Incoming NCAA president Dr. Mark Emmert says he'd be interested in a baseball-style rule that would allow college basketball players to either enter the NBA draft out of high school, or commit to college for a set period of time before they are eligibile to be drafted.
Emmert, speaking with Mitch Levy on Seattle radio station KJR on Tuesday, said he would "persuasively" discuss the matter with NBA officials, including commissioner David Stern and NBA Players Association chief Billy Hunter.
Any change in the NBA's draft procedures would have to be part of the sport's collective bargaining agreement between its players and the league.
"I much prefer the baseball model, for example, that allows a young person if they want to go play professional baseball, they can do it right out of high school, but once they start college they've got to play for three years or until they're 21," Emmert, who is leaving the University of Washington to take the helm of the NCAA, said in the interview. "I like that a good deal.
"But what you have to also recognize is that rule isn't an NCAA rule," Emmert said during KJR's interview. "That's a rule of the NBA. And it's not the NBA itself, but the NBA Players Association. So to change that rule will require me and others working with the NBA, working with the players association."
He added: "We'll be having those conversations, because I think it would be good for young people and good for basketball."
Emmert was chosen to lead the NCAA at meetings in April. He is expected to take the post Nov. 1.

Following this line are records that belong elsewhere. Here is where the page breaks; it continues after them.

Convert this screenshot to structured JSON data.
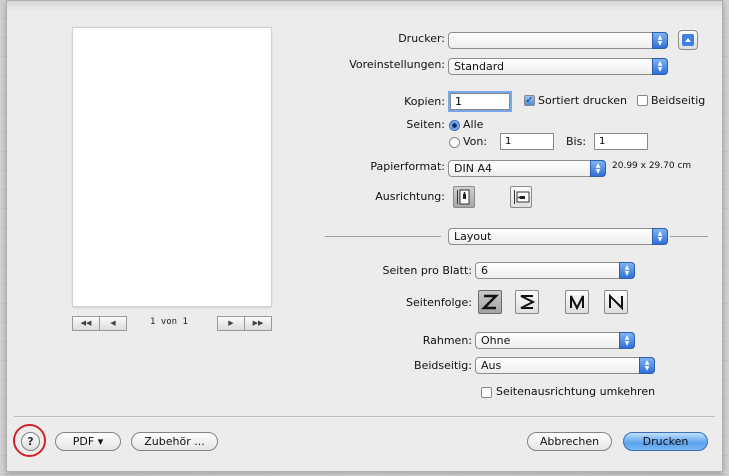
{
  "preview": {
    "page_counter": "1 von 1",
    "nav_first": "◀◀",
    "nav_prev": "◀",
    "nav_next": "▶",
    "nav_last": "▶▶"
  },
  "printer": {
    "label": "Drucker:",
    "value": ""
  },
  "presets": {
    "label": "Voreinstellungen:",
    "value": "Standard"
  },
  "copies": {
    "label": "Kopien:",
    "value": "1",
    "collate_label": "Sortiert drucken",
    "collate_checked": true,
    "duplex_label": "Beidseitig",
    "duplex_checked": false
  },
  "pages": {
    "label": "Seiten:",
    "all_label": "Alle",
    "range_label": "Von:",
    "from_value": "1",
    "to_label": "Bis:",
    "to_value": "1",
    "selected": "Alle"
  },
  "paper": {
    "label": "Papierformat:",
    "value": "DIN A4",
    "size_text": "20.99 x 29.70 cm"
  },
  "orientation": {
    "label": "Ausrichtung:",
    "selected": "portrait"
  },
  "section": {
    "value": "Layout"
  },
  "layout": {
    "pages_per_sheet_label": "Seiten pro Blatt:",
    "pages_per_sheet_value": "6",
    "page_order_label": "Seitenfolge:",
    "border_label": "Rahmen:",
    "border_value": "Ohne",
    "duplex_label": "Beidseitig:",
    "duplex_value": "Aus",
    "reverse_label": "Seitenausrichtung umkehren",
    "reverse_checked": false
  },
  "footer": {
    "help": "?",
    "pdf": "PDF ▾",
    "accessories": "Zubehör ...",
    "cancel": "Abbrechen",
    "print": "Drucken"
  },
  "colors": {
    "accent": "#3b82e6",
    "highlight_ring": "#d2232a"
  }
}
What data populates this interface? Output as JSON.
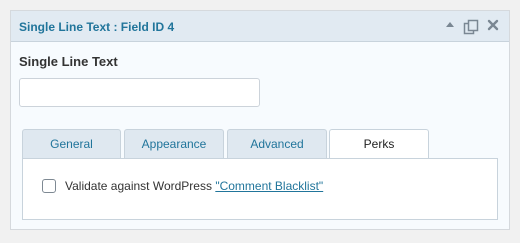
{
  "header": {
    "title": "Single Line Text : Field ID 4",
    "icons": [
      "collapse-arrow-icon",
      "duplicate-icon",
      "close-icon"
    ]
  },
  "field": {
    "label": "Single Line Text",
    "value": "",
    "placeholder": ""
  },
  "tabs": [
    {
      "label": "General",
      "active": false
    },
    {
      "label": "Appearance",
      "active": false
    },
    {
      "label": "Advanced",
      "active": false
    },
    {
      "label": "Perks",
      "active": true
    }
  ],
  "perks": {
    "checkbox_label": "Validate against WordPress ",
    "checkbox_link": "\"Comment Blacklist\"",
    "checked": false
  },
  "colors": {
    "accent": "#21759b",
    "header_bg": "#e1eaf2",
    "tab_bg": "#dfe8f0"
  }
}
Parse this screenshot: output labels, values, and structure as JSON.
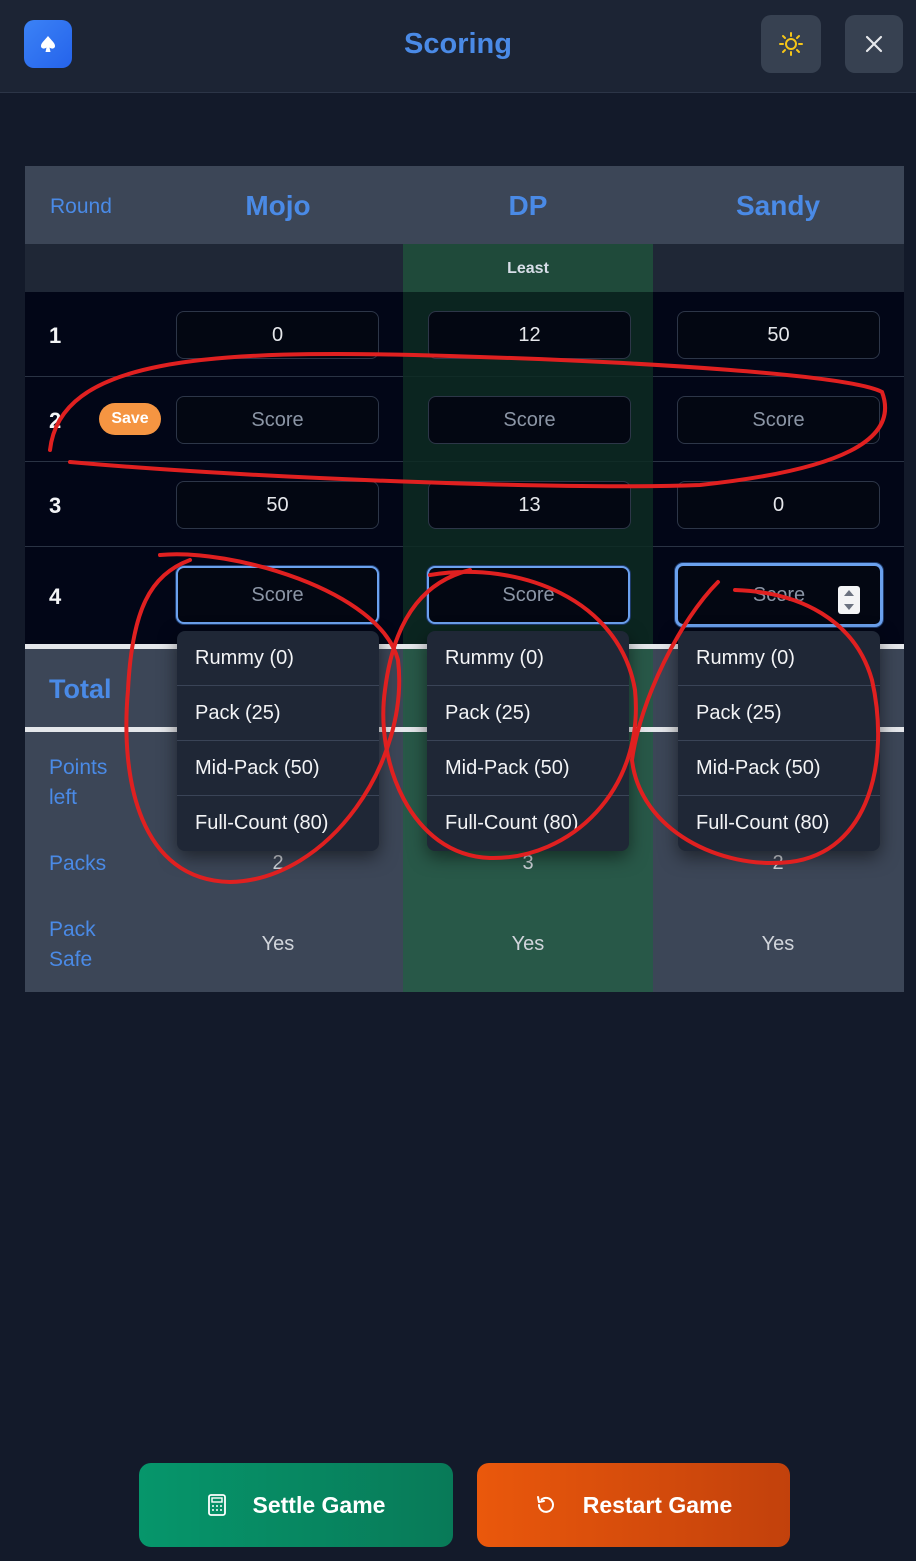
{
  "header": {
    "title": "Scoring"
  },
  "table": {
    "round_header": "Round",
    "players": [
      {
        "name": "Mojo",
        "badge": ""
      },
      {
        "name": "DP",
        "badge": "Least"
      },
      {
        "name": "Sandy",
        "badge": ""
      }
    ],
    "rounds": [
      {
        "number": "1",
        "scores": [
          "0",
          "12",
          "50"
        ]
      },
      {
        "number": "2",
        "save_label": "Save",
        "placeholders": [
          "Score",
          "Score",
          "Score"
        ]
      },
      {
        "number": "3",
        "scores": [
          "50",
          "13",
          "0"
        ]
      },
      {
        "number": "4",
        "placeholders": [
          "Score",
          "Score",
          "Score"
        ]
      }
    ],
    "total_label": "Total",
    "points_left_label": "Points left",
    "packs_label": "Packs",
    "packs": [
      "2",
      "3",
      "2"
    ],
    "pack_safe_label": "Pack Safe",
    "pack_safe": [
      "Yes",
      "Yes",
      "Yes"
    ]
  },
  "dropdown_options": [
    "Rummy (0)",
    "Pack (25)",
    "Mid-Pack (50)",
    "Full-Count (80)"
  ],
  "footer": {
    "settle_label": "Settle Game",
    "restart_label": "Restart Game"
  },
  "colors": {
    "accent": "#4a8ae6",
    "least_column": "#285848",
    "save_badge": "#f59542",
    "settle": "#06966b",
    "restart": "#ea580c",
    "annotation": "#e02020"
  },
  "icons": [
    "spade-icon",
    "sun-icon",
    "close-icon",
    "calculator-icon",
    "restart-icon"
  ]
}
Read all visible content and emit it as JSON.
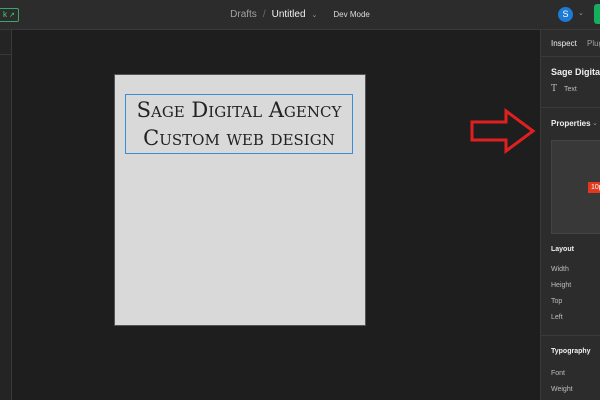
{
  "topbar": {
    "link_label": "k",
    "breadcrumb_root": "Drafts",
    "separator": "/",
    "file_title": "Untitled",
    "dev_mode_label": "Dev Mode",
    "avatar_initial": "S"
  },
  "canvas": {
    "text_lines": [
      "Sage Digital Agency",
      "Custom web design"
    ]
  },
  "inspect_panel": {
    "tab_inspect": "Inspect",
    "tab_plugins": "Plugi",
    "node_name": "Sage Digital",
    "node_type": "Text",
    "node_type_icon": "T",
    "properties_heading": "Properties",
    "spacing_badge": "10p",
    "layout_heading": "Layout",
    "layout_props": [
      "Width",
      "Height",
      "Top",
      "Left"
    ],
    "typography_heading": "Typography",
    "typography_props": [
      "Font",
      "Weight"
    ]
  },
  "colors": {
    "accent_green": "#14ae5c",
    "selection_blue": "#3a8bd9",
    "annotation_red": "#e02020",
    "badge_red": "#e0391c"
  }
}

"This is a situation where I can't, or the NCAA can't mandate anything," he said. "Jumping down and waving your arms doesn't get it done. You need to sit down with the people that do have responsibility for this -- the NBA -- and say here's why this would be useful for us, how does it work for you, and try to find an arrangement that's mutually agreeable."
As he had in the past, Emmert said he has no authority over the Bowl Championship Series, though the NCAA could step in and run a playoff if the BCS asked it.
He also said that he favors having NCAA penalties follow offenders. He suggested a possible "points" system, where points follow offenders from job to job.